If anything, it was warmly funny and an interesting exploration of modern fears and hopes surrounding family, love and identity. It follows the journey (read: roadtrip) of a thirty-something American couple, Verona De Tessant (Maya Rudolph) and Burt Farlander (John Krasinski), who set out to find their uniquely own place to nest as they expect their first child. Along the way, they reconnect with a motley collection of friends and family, who show them what their life together could be but predictably enough, what their lives won’t be.
This is one of those films where, if you try to superimpose another Mendes film onto it, you come out feeling overwhelmed by a sense of disappointment. Where is the brooding anguish? Where is the angst and self deconstruction? Quite frankly, this is not a bleak film. Even if the writers (Dave Eggers, Vandela Vida) managed to suffuse some degree of introspection and social commentary into the story, every substantial message is glossed over. And then liberally sprinkled with Splenda®. I don’t mean to say that Away We Go is a “happily ever after” but the ending is all-together very tidy. Personally though, I prefer this to the alternative (a bespectacled, divorced, alcoholic Krasinksi who sporadically throws Tupperware at his emotionally stunted offspring).
Although Mendes may have aimed for something a little bohemian and mellow, there is something hyperbolic about the cheerfulness of the whole film. For those whose palate leans towards the subtle and understated, this film will probably elevate your blood pressure. There was a whole cache of expectant pauses strewn about the film, especially after an emotive scene (where the characters stare pensively into the darkness of their cardboard-windowed abode) or after a punchline (“shit, I just gave my guy’s brain a vulva” – delivered deadpan and with uncanny skill). While not as bad as canned laughter that many sit-coms resort to, these little pockets of silence annoy. It’s as if the film supposes that the audience is too thick to understand the intended message that they need to be prompted.
Something similar can be said of the characters in the film, especially those encountered along the way. They are all exaggerated stereotypes of American families; the socially retarded wife with questionable parenting ability and her disengaged and paranoid husband, the career-driven girlfriend who doesn’t really like her boyfriend but likes what her boyfriend represents, the wannabe hippies who condemn strollers, the couple who have a buzzillion adopted kids but are still crippled by their multiple miscarriages, and a newly divorced dad. I suppose the crux of what irked me was the sense of contrived authenticity – as if the stereotypes weren’t just that, but the real thing – dissected and waiting to deliver epiphanies to the masses.

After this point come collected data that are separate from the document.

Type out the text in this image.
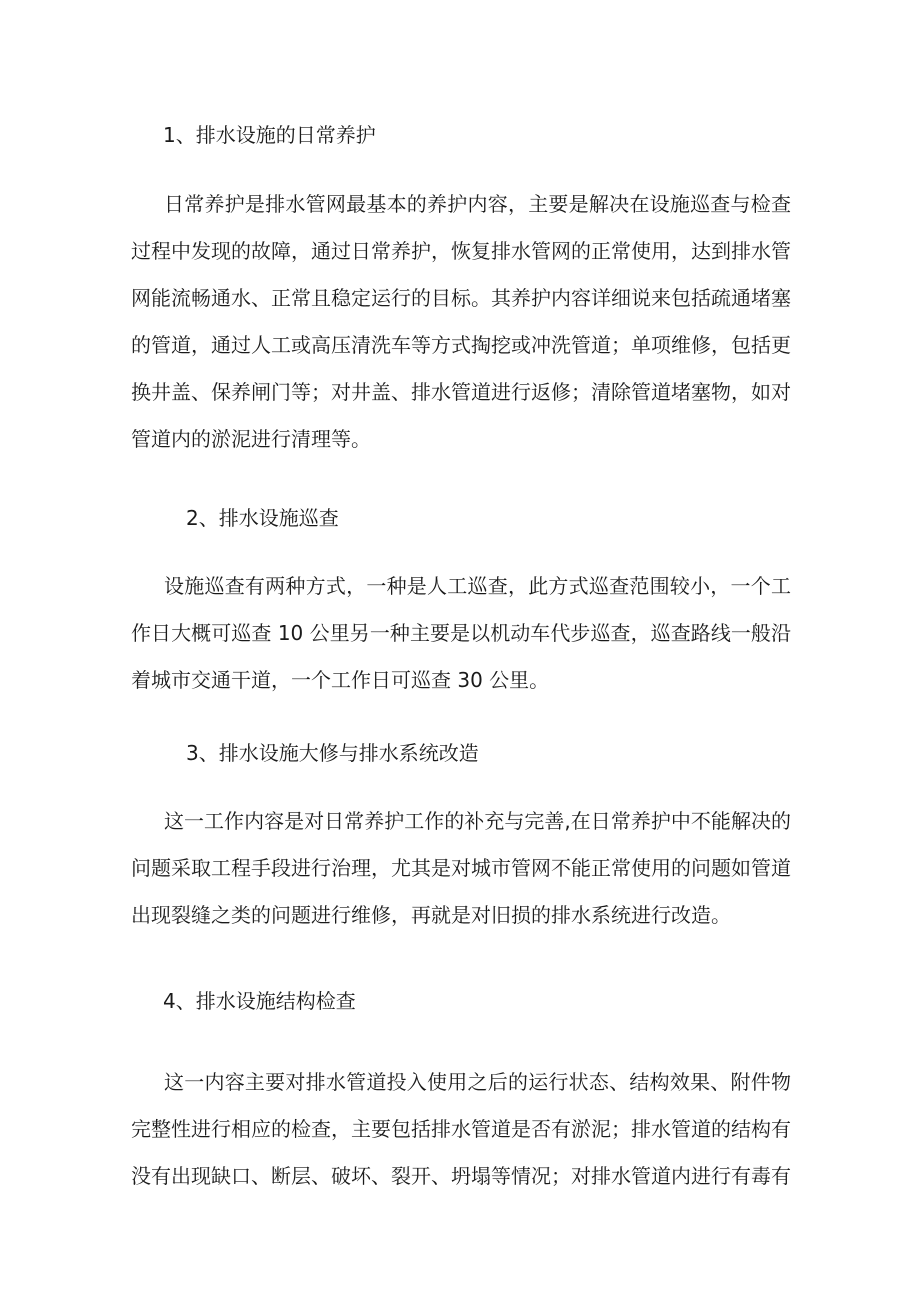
1、排水设施的日常养护
日常养护是排水管网最基本的养护内容，主要是解决在设施巡查与检查过程中发现的故障，通过日常养护，恢复排水管网的正常使用，达到排水管网能流畅通水、正常且稳定运行的目标。其养护内容详细说来包括疏通堵塞的管道，通过人工或高压清洗车等方式掏挖或冲洗管道；单项维修，包括更换井盖、保养闸门等；对井盖、排水管道进行返修；清除管道堵塞物，如对管道内的淤泥进行清理等。
2、排水设施巡查
设施巡查有两种方式，一种是人工巡查，此方式巡查范围较小，一个工作日大概可巡查 10 公里另一种主要是以机动车代步巡查，巡查路线一般沿着城市交通干道，一个工作日可巡查 30 公里。
3、排水设施大修与排水系统改造
这一工作内容是对日常养护工作的补充与完善,在日常养护中不能解决的问题采取工程手段进行治理，尤其是对城市管网不能正常使用的问题如管道出现裂缝之类的问题进行维修，再就是对旧损的排水系统进行改造。
4、排水设施结构检查
这一内容主要对排水管道投入使用之后的运行状态、结构效果、附件物完整性进行相应的检查，主要包括排水管道是否有淤泥；排水管道的结构有没有出现缺口、断层、破坏、裂开、坍塌等情况；对排水管道内进行有毒有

Having just emptied my spleen about Away We Go, let me make my disclaimer here. I still think this is a beautifully constructed film. The cinematography was sublime (especially a scene where the planes flies past the reflective glass panels of a skyscraper and looks like a dolphin leaping in and out of the sea – I’m sure there’s some symbolic meaning to be found there but I just liked its visual chutzpah). As for the performances, it was great to feel the affection and intimacy between Verona and Burt. Rudolph and Krasinski did a marvellous job pulling off that easy, comfortable companionship often glimpsed solid relationships. Even if the humour was a little deliberate (“did you read the itinerary? I stapled it to your jacket”), most of it was still very intelligent and had the obligatory measure of quirk. And a knockout performance goes to Maggie Gyllenhaal, whose portrayal of the hideously fanatical doped-up hippie mum LN (apparently some “alternative” expression of her name), was nothing short of fantastic. And the use of different locales (Phoenix, Tuscon, Madison, Montreal and Miami) to reflect the various types of families was also well used and striking.
So my advice? Forget your neuroses/cynicisms/film-critic hauteur and enjoy the film for the light-hearted morsel of fun it’s intended to be. And get popcorn.